The big caveat; however, is that many Lyme/MSIDS patients are persistently infected with Babesia and need far more than 3 days for acute treatment:  https://madisonarealymesupportgroup.com/2016/01/16/babesia-treatment/  Dr. Krause published in the New England Journal of Medicine that when a patient has Lyme and Babesia, Lyme is found three-times more frequently in the blood, proving Babesia suppresses the immune system.

Testing which is poor as these organisms are not often found in high enough numbers in the blood, as well as people present subclinically. In other words, their Lyme case is more severe and they have malarial-type symptoms, but they can’t find Babesia in the blood in a Giemsa stain. It takes a trained eye to identify Babesia, which produces a Maltese Cross form, which may or may not be present in a particular smear. Also, doctors have been taught that besides the day and night sweats and chills, patients are supposed to get hemolytic anemia and their liver functions go up or their platelet count might go down (thrombocytopenia). The fly in the ointment is that only certain strains of Babesia do this.
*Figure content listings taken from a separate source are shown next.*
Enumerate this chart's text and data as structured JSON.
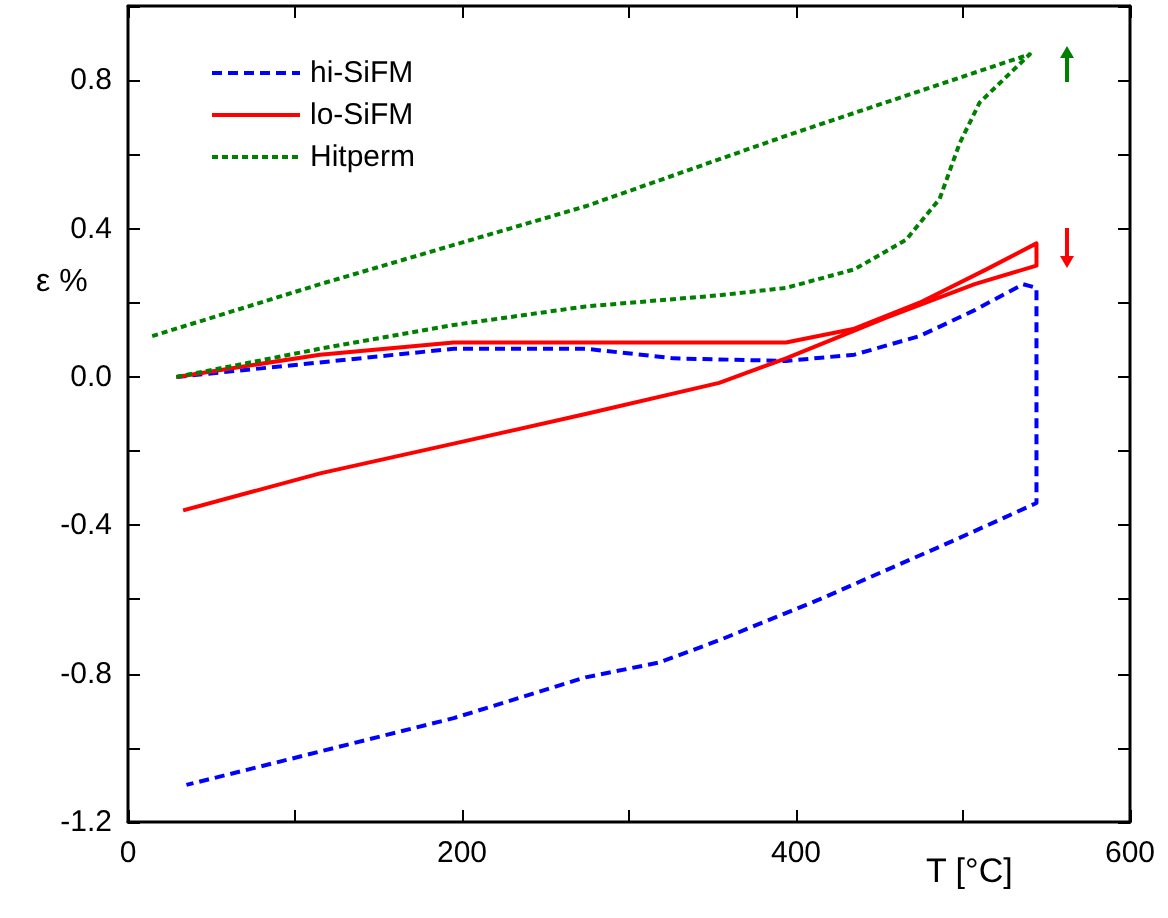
{
  "chart_data": {
    "type": "line",
    "xlabel": "T [°C]",
    "ylabel": "ε %",
    "xlim": [
      0,
      600
    ],
    "xticks": [
      0,
      {
        "value": 100,
        "label": null
      },
      200,
      {
        "value": 300,
        "label": null
      },
      400,
      {
        "value": 500,
        "label": null
      },
      600
    ],
    "ylim": [
      -1.2,
      1.0
    ],
    "yticks": [
      -1.2,
      {
        "value": -1.0,
        "label": null
      },
      -0.8,
      {
        "value": -0.6,
        "label": null
      },
      -0.4,
      {
        "value": -0.2,
        "label": null
      },
      {
        "value": 0,
        "label": "0.0"
      },
      {
        "value": 0.2,
        "label": null
      },
      0.4,
      {
        "value": 0.6,
        "label": null
      },
      0.8,
      {
        "value": 1.0,
        "label": null
      }
    ],
    "grid": false,
    "legend": "top left",
    "marker": "none",
    "series": [
      {
        "name": "hi-SiFM",
        "color": "#0000ff",
        "line_style": "dashed",
        "x": [
          29,
          95,
          195,
          274,
          327,
          394,
          435,
          474,
          507,
          536,
          544,
          544,
          495,
          414,
          354,
          318,
          274,
          195,
          115,
          35
        ],
        "values": [
          0,
          0.03,
          0.076,
          0.076,
          0.05,
          0.043,
          0.06,
          0.11,
          0.18,
          0.25,
          0.24,
          -0.34,
          -0.44,
          -0.6,
          -0.71,
          -0.77,
          -0.81,
          -0.92,
          -1.01,
          -1.1
        ]
      },
      {
        "name": "lo-SiFM",
        "color": "#ff0000",
        "line_style": "solid",
        "x": [
          29,
          115,
          195,
          327,
          394,
          435,
          474,
          514,
          544,
          544,
          507,
          454,
          394,
          354,
          274,
          195,
          115,
          33
        ],
        "values": [
          0,
          0.06,
          0.093,
          0.093,
          0.093,
          0.13,
          0.2,
          0.29,
          0.36,
          0.3,
          0.25,
          0.16,
          0.05,
          -0.016,
          -0.1,
          -0.18,
          -0.26,
          -0.36
        ]
      },
      {
        "name": "Hitperm",
        "color": "#008000",
        "line_style": "dotted",
        "x": [
          29,
          115,
          195,
          274,
          354,
          394,
          435,
          466,
          486,
          498,
          510,
          540,
          394,
          274,
          115,
          13
        ],
        "values": [
          0,
          0.076,
          0.14,
          0.19,
          0.22,
          0.24,
          0.29,
          0.37,
          0.48,
          0.63,
          0.74,
          0.87,
          0.65,
          0.46,
          0.25,
          0.108
        ]
      }
    ]
  }
}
Many strains do not cause these symptoms – but doctors aren’t educated on these finer points. Also, to hide from the immune system, the various species produce offspring that have different exterior proteins, or genotypes. http://www.townsendletter.com/July2015/babesia0715_2.html According to Dr. Schaller, there is immense variation and pre-2015 treatments were “weak and showed ignorance of the power of Babesia – it is vastly harder to kill than malaria.”